Nel 2026 l’industria automobilistica tedesca si trova a fare i conti con una crisi che appare senza fine. I bilanci registrano utili in calo e diversi gruppi hanno avviato piani di riorganizzazione che includono anche la chiusura di stabilimenti. Tra i casi più emblematici c’è quello di Volkswagen, mentre il marchio Audi ha annunciato la cessazione delle attività nel sito di Bruxelles.

Sul fronte occupazionale il bilancio è pesante: nel solo 2025 sono andati persi circa 48.700 posti di lavoro, un dato che alimenta preoccupazioni sociali e politiche in uno dei settori simbolo dell’economia tedesca.

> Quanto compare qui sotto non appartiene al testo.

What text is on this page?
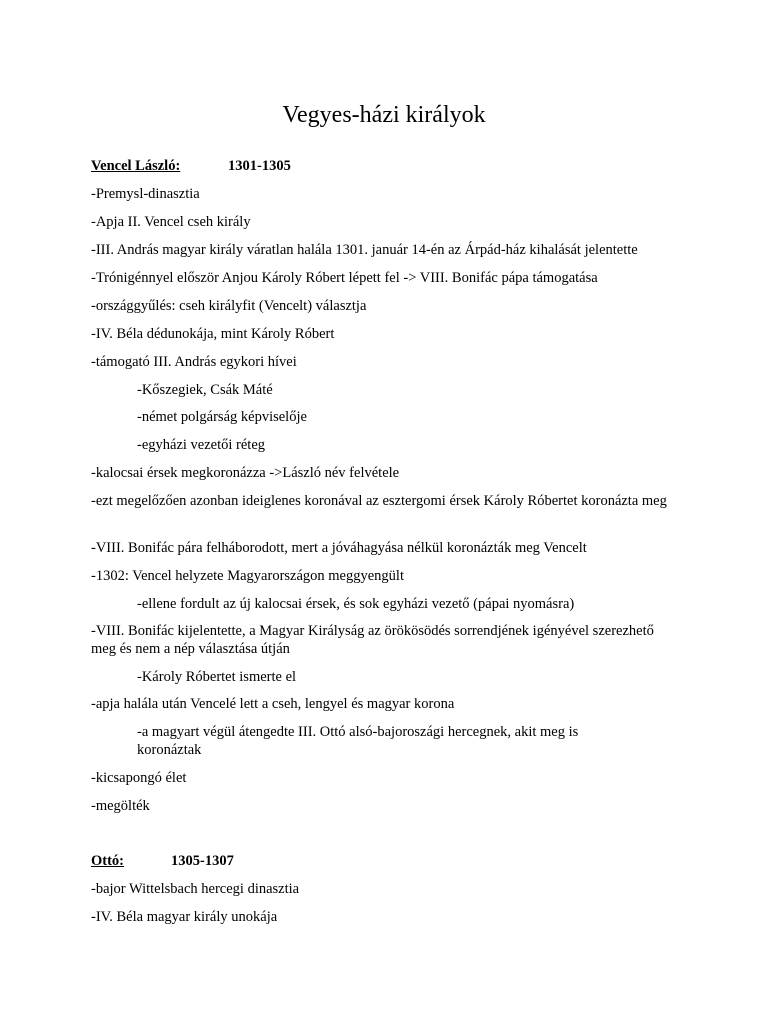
Vegyes-házi királyok
Vencel László:	1301-1305

-Premysl-dinasztia

-Apja II. Vencel cseh király

-III. András magyar király váratlan halála 1301. január 14-én az Árpád-ház kihalását jelentette

-Trónigénnyel először Anjou Károly Róbert lépett fel -> VIII. Bonifác pápa támogatása

-országgyűlés: cseh királyfit (Vencelt) választja

-IV. Béla dédunokája, mint Károly Róbert

-támogató III. András egykori hívei

-Kőszegiek, Csák Máté

-német polgárság képviselője

-egyházi vezetői réteg

-kalocsai érsek megkoronázza ->László név felvétele

-ezt megelőzően azonban ideiglenes koronával az esztergomi érsek Károly Róbertet koronázta meg

-VIII. Bonifác pára felháborodott, mert a jóváhagyása nélkül koronázták meg Vencelt

-1302: Vencel helyzete Magyarországon meggyengült

-ellene fordult az új kalocsai érsek, és sok egyházi vezető (pápai nyomásra)

-VIII. Bonifác kijelentette, a Magyar Királyság az örökösödés sorrendjének igényével szerezhető meg és nem a nép választása útján

-Károly Róbertet ismerte el

-apja halála után Vencelé lett a cseh, lengyel és magyar korona

-a magyart végül átengedte III. Ottó alsó-bajoroszági hercegnek, akit meg is koronáztak

-kicsapongó élet

-megölték

Ottó:	1305-1307

-bajor Wittelsbach hercegi dinasztia

-IV. Béla magyar király unokája
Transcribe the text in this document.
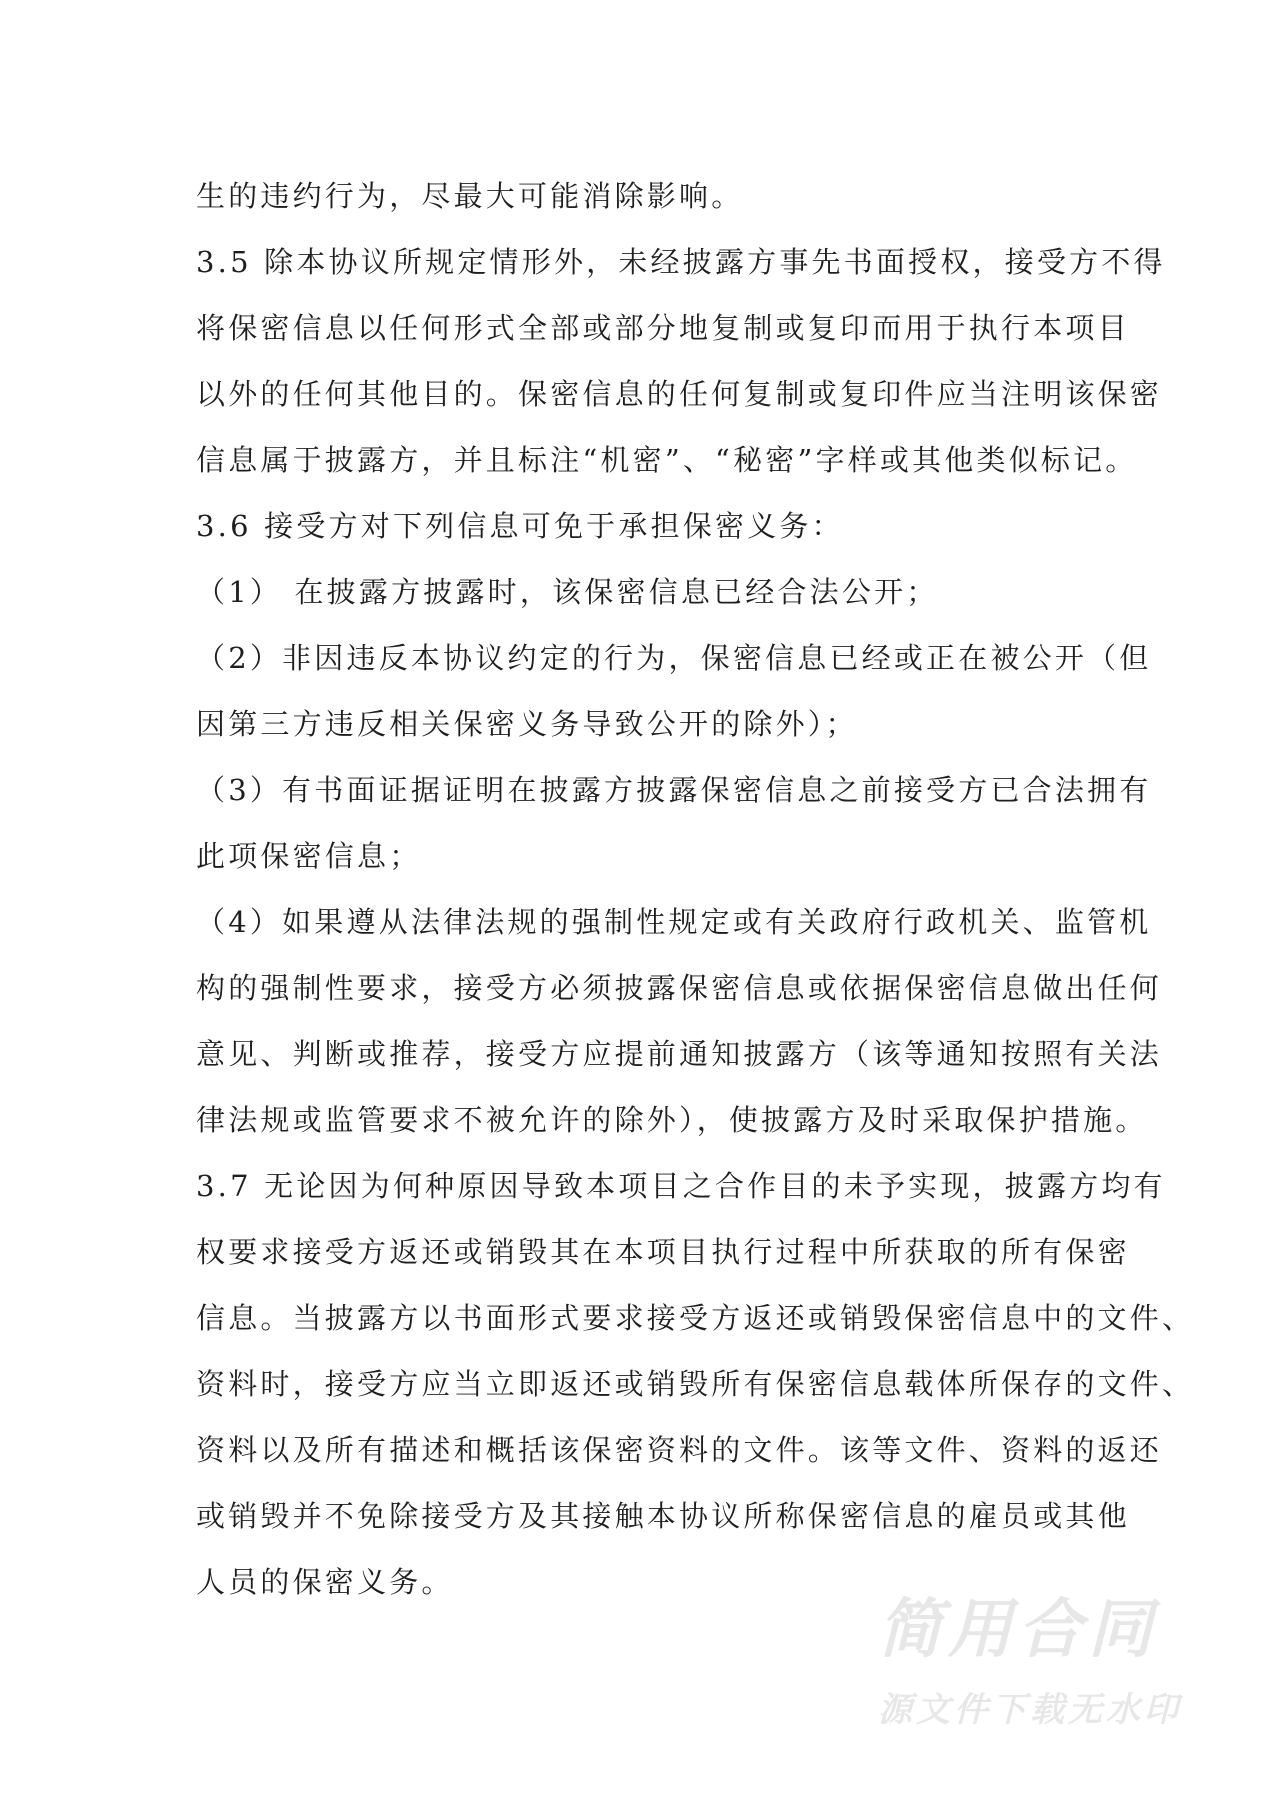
生的违约行为，尽最大可能消除影响。
3.5 除本协议所规定情形外，未经披露方事先书面授权，接受方不得
将保密信息以任何形式全部或部分地复制或复印而用于执行本项目
以外的任何其他目的。保密信息的任何复制或复印件应当注明该保密
信息属于披露方，并且标注“机密”、“秘密”字样或其他类似标记。
3.6 接受方对下列信息可免于承担保密义务：
（1） 在披露方披露时，该保密信息已经合法公开；
（2）非因违反本协议约定的行为，保密信息已经或正在被公开（但
因第三方违反相关保密义务导致公开的除外）；
（3）有书面证据证明在披露方披露保密信息之前接受方已合法拥有
此项保密信息；
（4）如果遵从法律法规的强制性规定或有关政府行政机关、监管机
构的强制性要求，接受方必须披露保密信息或依据保密信息做出任何
意见、判断或推荐，接受方应提前通知披露方（该等通知按照有关法
律法规或监管要求不被允许的除外），使披露方及时采取保护措施。
3.7 无论因为何种原因导致本项目之合作目的未予实现，披露方均有
权要求接受方返还或销毁其在本项目执行过程中所获取的所有保密
信息。当披露方以书面形式要求接受方返还或销毁保密信息中的文件、
资料时，接受方应当立即返还或销毁所有保密信息载体所保存的文件、
资料以及所有描述和概括该保密资料的文件。该等文件、资料的返还
或销毁并不免除接受方及其接触本协议所称保密信息的雇员或其他
人员的保密义务。
简用合同
源文件下载无水印
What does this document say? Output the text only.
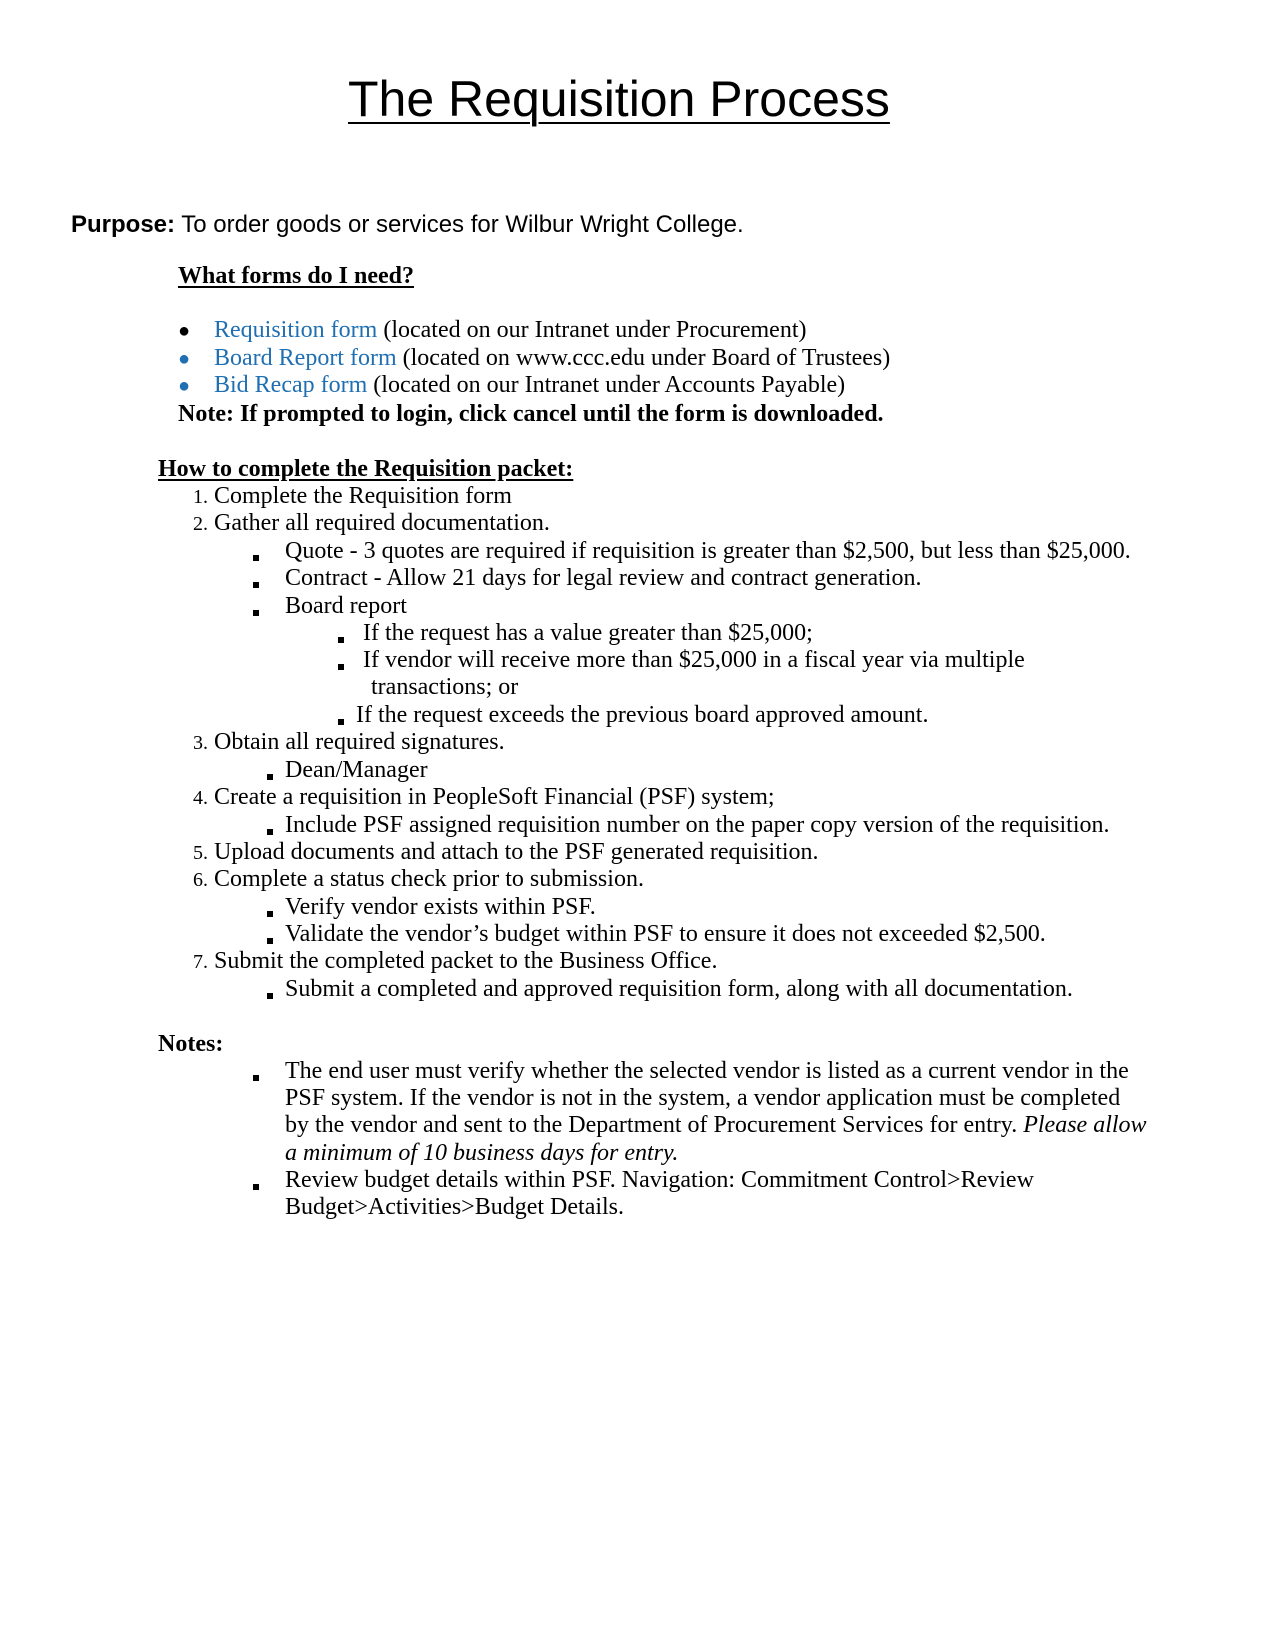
The Requisition Process
Purpose: To order goods or services for Wilbur Wright College.
What forms do I need?
● Requisition form (located on our Intranet under Procurement)
● Board Report form (located on www.ccc.edu under Board of Trustees)
● Bid Recap form (located on our Intranet under Accounts Payable)
Note: If prompted to login, click cancel until the form is downloaded.
How to complete the Requisition packet:
1. Complete the Requisition form
2. Gather all required documentation.
Quote - 3 quotes are required if requisition is greater than $2,500, but less than $25,000.
Contract - Allow 21 days for legal review and contract generation.
Board report
If the request has a value greater than $25,000;
If vendor will receive more than $25,000 in a fiscal year via multiple
transactions; or
If the request exceeds the previous board approved amount.
3. Obtain all required signatures.
Dean/Manager
4. Create a requisition in PeopleSoft Financial (PSF) system;
Include PSF assigned requisition number on the paper copy version of the requisition.
5. Upload documents and attach to the PSF generated requisition.
6. Complete a status check prior to submission.
Verify vendor exists within PSF.
Validate the vendor’s budget within PSF to ensure it does not exceeded $2,500.
7. Submit the completed packet to the Business Office.
Submit a completed and approved requisition form, along with all documentation.
Notes:
The end user must verify whether the selected vendor is listed as a current vendor in the
PSF system. If the vendor is not in the system, a vendor application must be completed
by the vendor and sent to the Department of Procurement Services for entry. Please allow
a minimum of 10 business days for entry.
Review budget details within PSF. Navigation: Commitment Control>Review
Budget>Activities>Budget Details.
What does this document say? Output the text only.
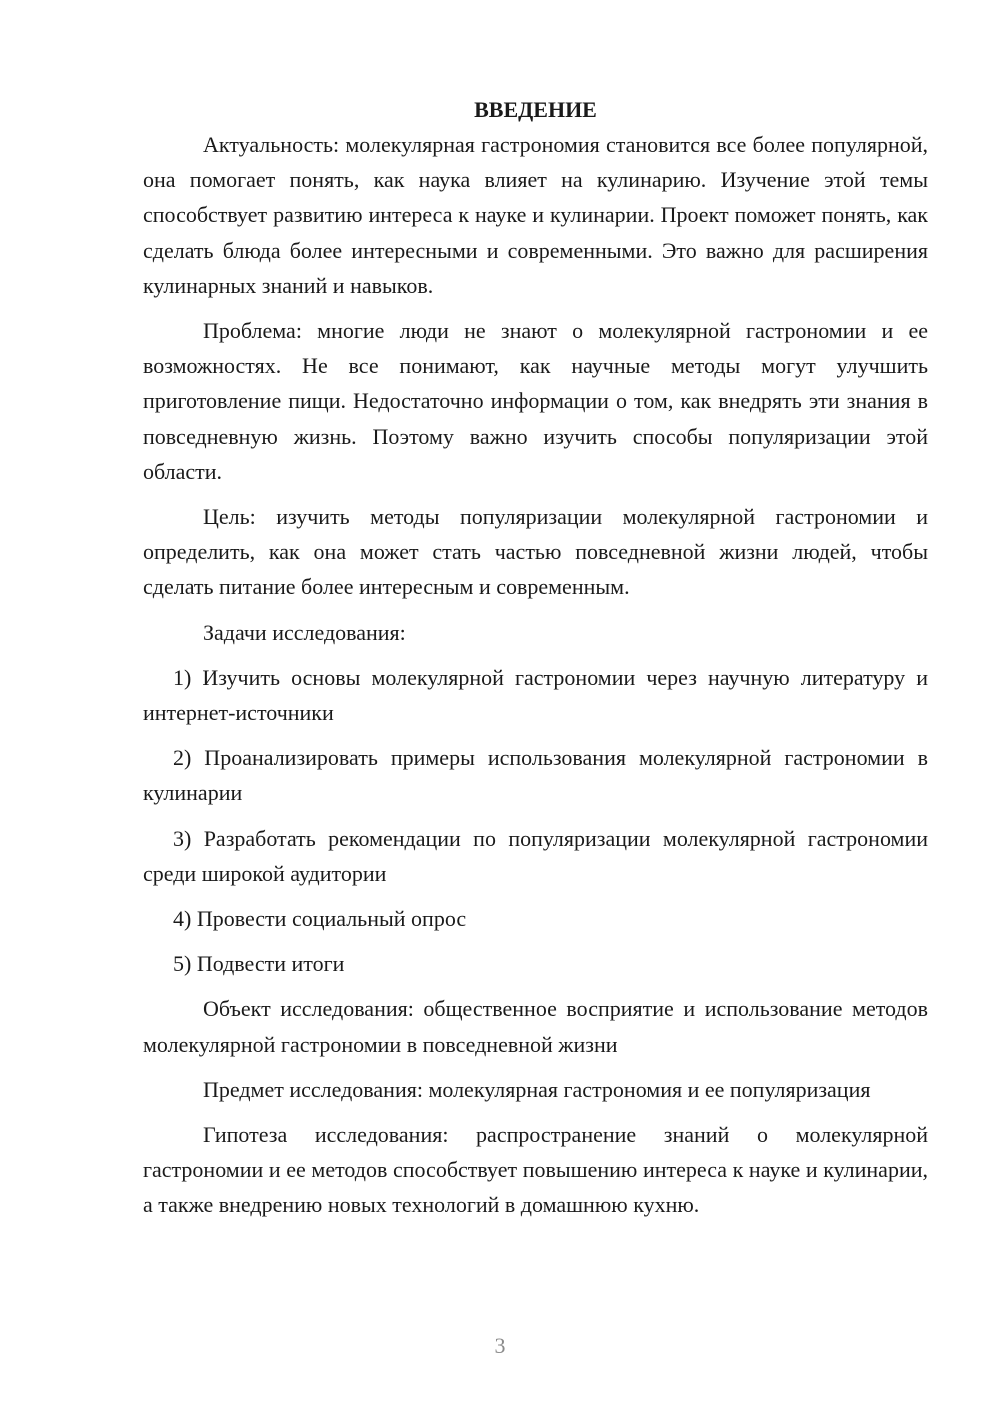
ВВЕДЕНИЕ

Актуальность: молекулярная гастрономия становится все более популярной, она помогает понять, как наука влияет на кулинарию. Изучение этой темы способствует развитию интереса к науке и кулинарии. Проект поможет понять, как сделать блюда более интересными и современными. Это важно для расширения кулинарных знаний и навыков.

Проблема: многие люди не знают о молекулярной гастрономии и ее возможностях. Не все понимают, как научные методы могут улучшить приготовление пищи. Недостаточно информации о том, как внедрять эти знания в повседневную жизнь. Поэтому важно изучить способы популяризации этой области.

Цель: изучить методы популяризации молекулярной гастрономии и определить, как она может стать частью повседневной жизни людей, чтобы сделать питание более интересным и современным.

Задачи исследования:

1) Изучить основы молекулярной гастрономии через научную литературу и интернет-источники

2) Проанализировать примеры использования молекулярной гастрономии в кулинарии

3) Разработать рекомендации по популяризации молекулярной гастрономии среди широкой аудитории

4) Провести социальный опрос

5) Подвести итоги

Объект исследования: общественное восприятие и использование методов молекулярной гастрономии в повседневной жизни

Предмет исследования: молекулярная гастрономия и ее популяризация

Гипотеза исследования: распространение знаний о молекулярной гастрономии и ее методов способствует повышению интереса к науке и кулинарии, а также внедрению новых технологий в домашнюю кухню.

3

A pesare sulla competitività sono diversi fattori. La transizione verso l’auto elettrica procede più lentamente rispetto ai concorrenti cinesi, che nel frattempo hanno rafforzato la propria posizione globale. A questo si aggiungono i costi energetici elevati, particolarmente gravosi per un’industria manifatturiera ad alta intensità produttiva, e una domanda debole sia sul mercato interno sia su quello internazionale.

Il risultato è un comparto che deve ripensare modelli produttivi, strategie industriali e investimenti tecnologici per evitare un ridimensionamento duraturo.

Alla luce di questa crisi, che potrebbe proseguire anche nel 2026 e negli anni successivi, è intervenuto un noto economista tedesco, Moritz Schularick, presidente del Kiel Institute for the World Economy, il quale ha affermato che marchi premium tedeschi come BMW, Volkswagen e Mercedes-Benz potrebbero, entro la fine del 2030, non esistere più nella forma attuale.

Per sopravvivere Bmw, Mercedes e Volkswagen dovranno attuare trasformazioni radicali

Secondo Schularick, motori elettrici, nuovi software e l’avvento delle tecnologie di guida autonoma stanno rimodellando profondamente il modo in cui le auto vengono progettate, costruite e vendute. L’industria tedesca, un tempo leader mondiale e fiore all’occhiello per i motori termici, si è trovata impreparata di fronte a questo cambiamento strutturale.

A suo avviso, è improbabile che l’attuale struttura delle tre grandi case tedesche possa sopravvivere fino al 2030 senza trasformazioni radicali. Non si tratta di ipotizzare fallimenti improvvisi, ma di prevedere profonde ristrutturazioni, possibili fusioni o importanti investimenti strategici necessari per colmare il divario crescente con i competitor cinesi.

In tema di fusioni, Schularick ha citato anche l’esempio di Volvo, acquisita dal gruppo cinese Geely nel 2010 e successivamente rilanciata grazie a massicci investimenti che l’hanno portata a diventare un punto di riferimento in Europa nell’elettrificazione e nella sicurezza.

Secondo l’economista, la sfida non consiste semplicemente nel sostituire il motore a combustione con uno elettrico. La transizione verso la mobilità elettrica implica un cambiamento molto più profondo: occorre ripensare interamente le linee produttive, riorganizzare le catene di approvvigionamento e rivedere i modelli di business. Oggi la competizione si gioca soprattutto su batterie, gestione dell’energia ed ecosistemi digitali integrati, diventati il vero cuore tecnologico delle nuove auto.

Parallelamente si sta intensificando la competizione sulla guida autonoma e sui sistemi avanzati di assistenza alla guida. Schularick ha messo in guardia dal rischio che la Germania resti ancorata ai successi industriali del passato o si concentri eccessivamente sulle responsabilità politiche, mentre altri Paesi accelerano sullo sviluppo di veicoli autonomi, servizi digitali connessi e soluzioni basate sull’intelligenza artificiale.

Secondo l’economista, il vero pericolo è perdere terreno nella prossima grande trasformazione del settore automobilistico: una rivoluzione che non riguarda soltanto il motore, ma l’intero ecosistema tecnologico che ruota attorno al veicolo.